WELL, with the announcement of Smile, it seems that Z-Man being bought by Asmodee might have just meant a hiccup, as opposed to a cessation, of Z-Man being the publishers of the best card games in the world. And that makes me very happy.
During a brief conversation with Zev (the lovely founder of Z-Man Games) this weekend, he told me that all of those gorgeous games represent the handiwork of Z-Man Games “Master illustrator” Chris Quilliams, who was also solely responsible for the look of Pandemic Legacy. For years I’ve been enjoying the art design of Z-Man game after Z-Man game, I’d just never put two and two together that it was probably the work of a single person. Mr. Quilliams? I salute you.
Paul: Flying back to Kickstarter like a puppy on a bungee, we also find yet another Lovecraftian project, the rules-light, horror-heavy RPG Cthulhu Dark. Usually I’d pass over this like a ghost over a grave, but the idea of offering multiple time periods, from the 1600s to the near future, puts a more interesting spin on things. How will this uncomplicated interpretation of Lovecraftian roleplaying compare to, say, our recent review of Trail of Cthulhu? I guess we shall have to find out.

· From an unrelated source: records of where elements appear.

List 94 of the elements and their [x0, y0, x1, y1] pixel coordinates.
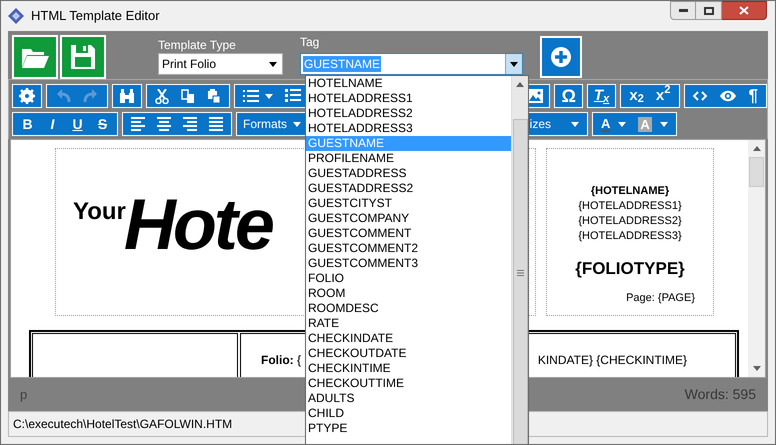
- dropdown-option[interactable]: ADULTS: [306, 391, 511, 406]
- caret-icon: [571, 122, 579, 126]
- bold-button[interactable]: B: [15, 113, 40, 135]
- dropdown-option[interactable]: ROOMDESC: [306, 301, 511, 316]
- dropdown-option[interactable]: GUESTCOMMENT: [306, 226, 511, 241]
- dropdown-option[interactable]: HOTELADDRESS1: [306, 91, 511, 106]
- window-title: HTML Template Editor: [31, 7, 160, 26]
- subscript-button[interactable]: x$_{2}$: [623, 85, 650, 107]
- scroll-down-icon: [752, 366, 760, 371]
- dropdown-option[interactable]: HOTELADDRESS2: [306, 106, 511, 121]
- align-left-icon: [131, 117, 145, 131]
- hotel-name-tag: {HOTELNAME}: [590, 184, 670, 199]
- dropdown-option[interactable]: RATE: [306, 316, 511, 331]
- caret-icon: [510, 62, 518, 66]
- word-count: Words: 595: [684, 385, 756, 404]
- font-color-dropdown[interactable]: A: [595, 113, 632, 135]
- check-in-text: KINDATE} {CHECKINTIME}: [538, 352, 687, 369]
- scroll-up-icon: [516, 82, 524, 87]
- folio-type-tag: {FOLIOTYPE}: [575, 256, 685, 282]
- caret-icon: [660, 122, 668, 126]
- font-sizes-dropdown[interactable]: izes: [524, 113, 587, 135]
- code-icon: [692, 91, 707, 101]
- strikethrough-button[interactable]: S: [90, 113, 115, 135]
- dropdown-option[interactable]: HOTELADDRESS3: [306, 121, 511, 136]
- logo-script-text: Hote: [124, 185, 272, 265]
- minimize-button[interactable]: [670, 1, 696, 20]
- dropdown-option[interactable]: ROOM: [306, 286, 511, 301]
- close-icon: [739, 6, 749, 15]
- dropdown-option[interactable]: GUESTCOMMENT3: [306, 256, 511, 271]
- element-path: p: [20, 386, 28, 404]
- caret-icon: [265, 94, 273, 98]
- dropdown-option[interactable]: CHECKINTIME: [306, 361, 511, 376]
- tag-label: Tag: [300, 35, 320, 49]
- align-center-icon: [157, 117, 171, 131]
- editor-scrollbar[interactable]: [748, 140, 765, 377]
- scroll-thumb[interactable]: [749, 157, 764, 187]
- redo-icon: [83, 89, 97, 103]
- caret-icon: [618, 122, 626, 126]
- close-button[interactable]: [722, 1, 767, 20]
- align-right-icon: [183, 117, 197, 131]
- dropdown-option[interactable]: GUESTADDRESS: [306, 166, 511, 181]
- paragraph-marks-button[interactable]: ¶: [742, 85, 764, 107]
- grip-icon: [516, 270, 524, 276]
- scissors-icon: [155, 88, 169, 104]
- dropdown-option[interactable]: GUESTCOMPANY: [306, 211, 511, 226]
- minimize-icon: [678, 9, 688, 12]
- maximize-button[interactable]: [696, 1, 722, 20]
- hotel-address-tag: {HOTELADDRESS1}: [578, 199, 682, 214]
- dropdown-option[interactable]: CHECKOUTTIME: [306, 376, 511, 391]
- plus-icon: [551, 47, 571, 67]
- list-scrollbar[interactable]: [511, 76, 528, 444]
- justify-icon: [209, 117, 223, 131]
- binoculars-icon: [119, 89, 135, 103]
- undo-icon: [57, 89, 71, 103]
- dropdown-option[interactable]: PTYPE: [306, 421, 511, 436]
- eye-icon: [718, 90, 737, 102]
- dropdown-option[interactable]: FOLIO: [306, 271, 511, 286]
- paste-icon: [207, 88, 221, 104]
- copy-icon: [181, 88, 195, 104]
- open-button[interactable]: [12, 35, 58, 79]
- dropdown-option[interactable]: GUESTCITYST: [306, 196, 511, 211]
- italic-button[interactable]: I: [40, 113, 65, 135]
- special-character-button[interactable]: Ω: [555, 85, 582, 107]
- add-tag-button[interactable]: [540, 36, 582, 78]
- caret-icon: [269, 62, 277, 66]
- gear-icon: [19, 88, 35, 104]
- underline-button[interactable]: U: [65, 113, 90, 135]
- caret-icon: [293, 122, 302, 126]
- formats-dropdown[interactable]: Formats: [237, 113, 308, 135]
- save-button[interactable]: [60, 35, 106, 79]
- scroll-up-icon: [752, 146, 760, 151]
- dropdown-button[interactable]: [505, 54, 522, 74]
- numbered-list-icon: [285, 89, 301, 103]
- app-icon: [7, 7, 25, 25]
- dropdown-option[interactable]: GUESTADDRESS2: [306, 181, 511, 196]
- file-path: C:\executech\HotelTest\GAFOLWIN.HTM: [13, 416, 232, 433]
- hotel-address-tag: {HOTELADDRESS3}: [578, 229, 682, 244]
- dropdown-option[interactable]: HOTELNAME: [306, 76, 511, 91]
- bulleted-list-icon: [243, 90, 259, 102]
- hotel-address-tag: {HOTELADDRESS2}: [578, 214, 682, 229]
- dropdown-option[interactable]: CHECKINDATE: [306, 331, 511, 346]
- dropdown-option[interactable]: PROFILENAME: [306, 151, 511, 166]
- logo-text: Your: [73, 197, 126, 225]
- folio-text: Folio: {: [261, 352, 301, 369]
- page-number-tag: Page: {PAGE}: [626, 290, 695, 306]
- dropdown-option[interactable]: CHILD: [306, 406, 511, 421]
- template-type-label: Template Type: [158, 38, 237, 52]
- maximize-icon: [704, 6, 714, 14]
- template-type-dropdown[interactable]: Print Folio: [158, 53, 283, 75]
- superscript-button[interactable]: x$^{2}$: [650, 85, 677, 107]
- dropdown-option[interactable]: GUESTCOMMENT2: [306, 241, 511, 256]
- clear-formatting-button[interactable]: T$_{x}$: [588, 85, 616, 107]
- scroll-thumb[interactable]: [512, 119, 528, 444]
- dropdown-option[interactable]: CHECKOUTDATE: [306, 346, 511, 361]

Quinns: The RPG communities I follow have been really enjoying this one. I feel like a lot of people assume that once you’ve enjoyed accessible RPGs like Fiasco or World Wide Wrestling, the next step is buying a couple of serious sourcebooks that weigh as much as a baby. It’s not true! If you’re one of the many people who were ogling Cynthia’s Trail of Cthulu review but don’t want to make such a big commitment of time and money, Cthulu Dark wants to give the same mysteries and terror but packed more elegantly into a smaller space.

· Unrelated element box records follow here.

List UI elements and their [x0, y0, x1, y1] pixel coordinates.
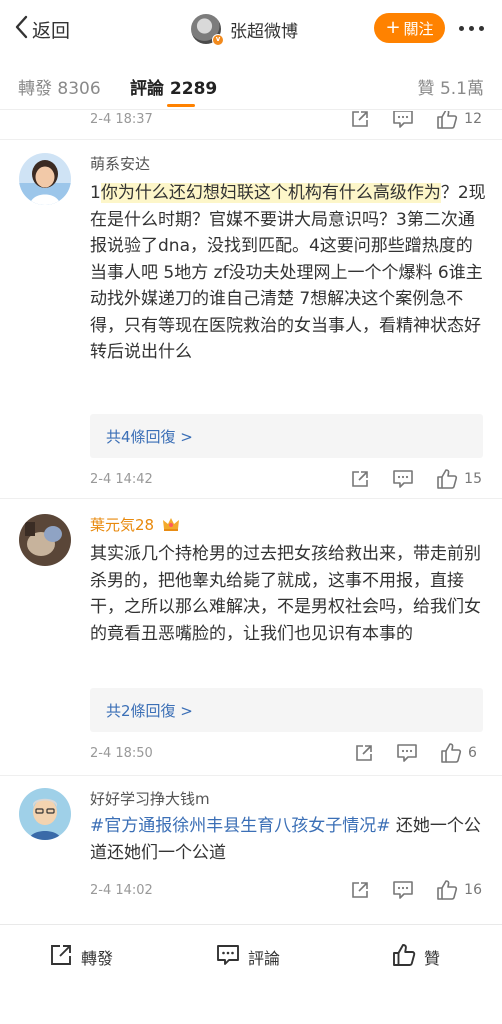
top-bar: 返回 v 张超微博 + 關注 — [0, 0, 502, 58]
repost-label: 轉發 — [81, 949, 114, 968]
thumbs-up-icon — [436, 111, 458, 130]
share-button[interactable] — [350, 880, 370, 900]
comment-text-rest: ？2现在是什么时期？官媒不要讲大局意识吗？3第二次通报说验了dna，没找到匹配。… — [90, 183, 486, 362]
share-icon — [350, 880, 370, 900]
vip-crown-icon — [162, 516, 180, 536]
avatar[interactable] — [19, 788, 71, 840]
comment-username[interactable]: 萌系安达 — [90, 153, 150, 174]
comment-time: 2-4 14:42 — [90, 471, 153, 487]
view-replies-button[interactable]: 共4條回復 > — [90, 414, 483, 458]
verified-badge-icon: v — [212, 34, 224, 46]
back-label: 返回 — [32, 19, 71, 42]
thumbs-up-icon — [440, 742, 462, 764]
page-title[interactable]: v 张超微博 — [191, 12, 298, 46]
comment-button[interactable]: 評論 — [216, 943, 280, 971]
reply-button[interactable] — [396, 743, 418, 763]
comment-label: 評論 — [248, 949, 281, 968]
reply-button[interactable] — [392, 111, 414, 129]
repost-button[interactable]: 轉發 — [49, 943, 113, 971]
tab-comments[interactable]: 評論 2289 — [130, 74, 217, 99]
comment-list[interactable]: 2-4 18:37 12 萌系安达 1你为什么还幻想妇联这个机构有什么高级作为？… — [0, 111, 502, 924]
comment-actions: 16 — [350, 879, 482, 901]
comment-text-prefix: 1 — [90, 183, 101, 203]
comment-icon — [392, 880, 414, 900]
active-tab-indicator — [167, 104, 195, 107]
share-button[interactable] — [350, 111, 370, 129]
like-label: 贊 — [424, 949, 441, 968]
avatar[interactable] — [19, 514, 71, 566]
comment-meta: 2-4 14:42 15 — [90, 468, 490, 490]
more-dot-icon — [468, 25, 474, 31]
comment-item: 好好学习挣大钱m #官方通报徐州丰县生育八孩女子情况# 还她一个公道还她们一个公… — [0, 775, 502, 924]
replies-label: 共2條回復 > — [106, 702, 193, 720]
avatar[interactable] — [19, 153, 71, 205]
more-options-button[interactable] — [453, 16, 489, 40]
tab-bar: 轉發 8306 評論 2289 贊 5.1萬 — [0, 58, 502, 110]
more-dot-icon — [478, 25, 484, 31]
comment-icon — [216, 944, 240, 970]
back-button[interactable]: 返回 — [14, 14, 70, 44]
comment-text: 其实派几个持枪男的过去把女孩给救出来，带走前别杀男的，把他睾丸给毙了就成，这事不… — [90, 544, 481, 644]
like-button[interactable]: 15 — [436, 468, 482, 490]
share-button[interactable] — [350, 469, 370, 489]
comment-meta: 2-4 18:50 6 — [90, 742, 490, 764]
like-button[interactable]: 12 — [436, 111, 482, 130]
comment-text: 1你为什么还幻想妇联这个机构有什么高级作为？2现在是什么时期？官媒不要讲大局意识… — [90, 180, 486, 366]
thumbs-up-icon — [436, 468, 458, 490]
comment-time: 2-4 14:02 — [90, 882, 153, 898]
replies-label: 共4條回復 > — [106, 428, 193, 446]
comment-item: 葉元気28 其实派几个持枪男的过去把女孩给救出来，带走前别杀男的，把他睾丸给毙了… — [0, 498, 502, 778]
comment-icon — [396, 743, 418, 763]
comment-meta: 2-4 18:37 12 — [90, 111, 490, 130]
comment-username[interactable]: 葉元気28 — [90, 514, 180, 536]
share-button[interactable] — [354, 743, 374, 763]
like-count: 15 — [464, 471, 482, 487]
share-icon — [350, 111, 370, 129]
thumbs-up-icon — [392, 943, 416, 971]
like-button[interactable]: 6 — [440, 742, 482, 764]
avatar: v — [191, 14, 224, 46]
tab-reposts[interactable]: 轉發 8306 — [18, 74, 101, 99]
reply-button[interactable] — [392, 469, 414, 489]
bottom-action-bar: 轉發 評論 贊 — [0, 924, 502, 1024]
comment-actions: 15 — [350, 468, 482, 490]
hashtag-link[interactable]: #官方通报徐州丰县生育八孩女子情况# — [90, 816, 391, 836]
username-text: 葉元気28 — [90, 516, 155, 534]
comment-item: 萌系安达 1你为什么还幻想妇联这个机构有什么高级作为？2现在是什么时期？官媒不要… — [0, 139, 502, 499]
plus-icon: + — [385, 17, 401, 38]
share-icon — [49, 943, 73, 971]
chevron-left-icon — [14, 15, 28, 43]
comment-icon — [392, 111, 414, 129]
comment-meta: 2-4 14:02 16 — [90, 879, 490, 901]
follow-button[interactable]: + 關注 — [374, 13, 445, 43]
like-count: 12 — [464, 111, 482, 127]
page-title-text: 张超微博 — [230, 21, 298, 42]
like-button[interactable]: 16 — [436, 879, 482, 901]
thumbs-up-icon — [436, 879, 458, 901]
like-count: 6 — [468, 745, 477, 761]
view-replies-button[interactable]: 共2條回復 > — [90, 688, 483, 732]
comment-actions: 6 — [354, 742, 482, 764]
comment-time: 2-4 18:37 — [90, 111, 153, 127]
comment-actions: 12 — [350, 111, 482, 130]
highlighted-text: 你为什么还幻想妇联这个机构有什么高级作为 — [100, 183, 441, 203]
reply-button[interactable] — [392, 880, 414, 900]
comment-icon — [392, 469, 414, 489]
comment-time: 2-4 18:50 — [90, 745, 153, 761]
tab-likes[interactable]: 贊 5.1萬 — [418, 74, 484, 99]
share-icon — [354, 743, 374, 763]
comment-username[interactable]: 好好学习挣大钱m — [90, 788, 210, 809]
like-button[interactable]: 贊 — [392, 943, 440, 971]
follow-label: 關注 — [403, 19, 434, 38]
share-icon — [350, 469, 370, 489]
comment-text: #官方通报徐州丰县生育八孩女子情况# 还她一个公道还她们一个公道 — [90, 813, 486, 866]
more-dot-icon — [458, 25, 464, 31]
like-count: 16 — [464, 882, 482, 898]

AND FINALLY, studio Plaid Hat Games has unveiled Crystal Clans, a new strategic 2 player game that looks absolutely gorgeous.
In a similar style to beloved Plaid Hat title Summoner Wars (an excellent game that we still recommend), Crystal Clans will ship in a big ol’ box containing 6 different faction decks for players to pit against one another, and presumably plenty of expansions will follow. But the similarities end there. Crystal Clans promises, in no particular order…
- Actions taken with a back-and-forth initiative system. The more you do on your turn, the more you opponent gets to do on hers.
- Stack your units together into squads, carefully choosing their order and moving the squad together.
- Each card in your deck can be used either as a unit on the battlefield or as a battle card, adding surprise to each encounter.
- Earn the power of magic crystals that pave the path to victory with their magical powers that have their own impact on the battle.
And the first clan to claim four crystals is the winner. But my goodness, that art! Click on these cards for bigger illustrations:
In other words, it sounds like nothing else we’ve ever played, and there’s no faster way to set the SU&SD slack channel afire with excitement than by combining an innovative pitch and stunning artwork. We’ll be bringing you the earliest possible review.
Did any of you come to the UK Games Expo? Whether you did or you didn’t, what did you manage to play this weekend?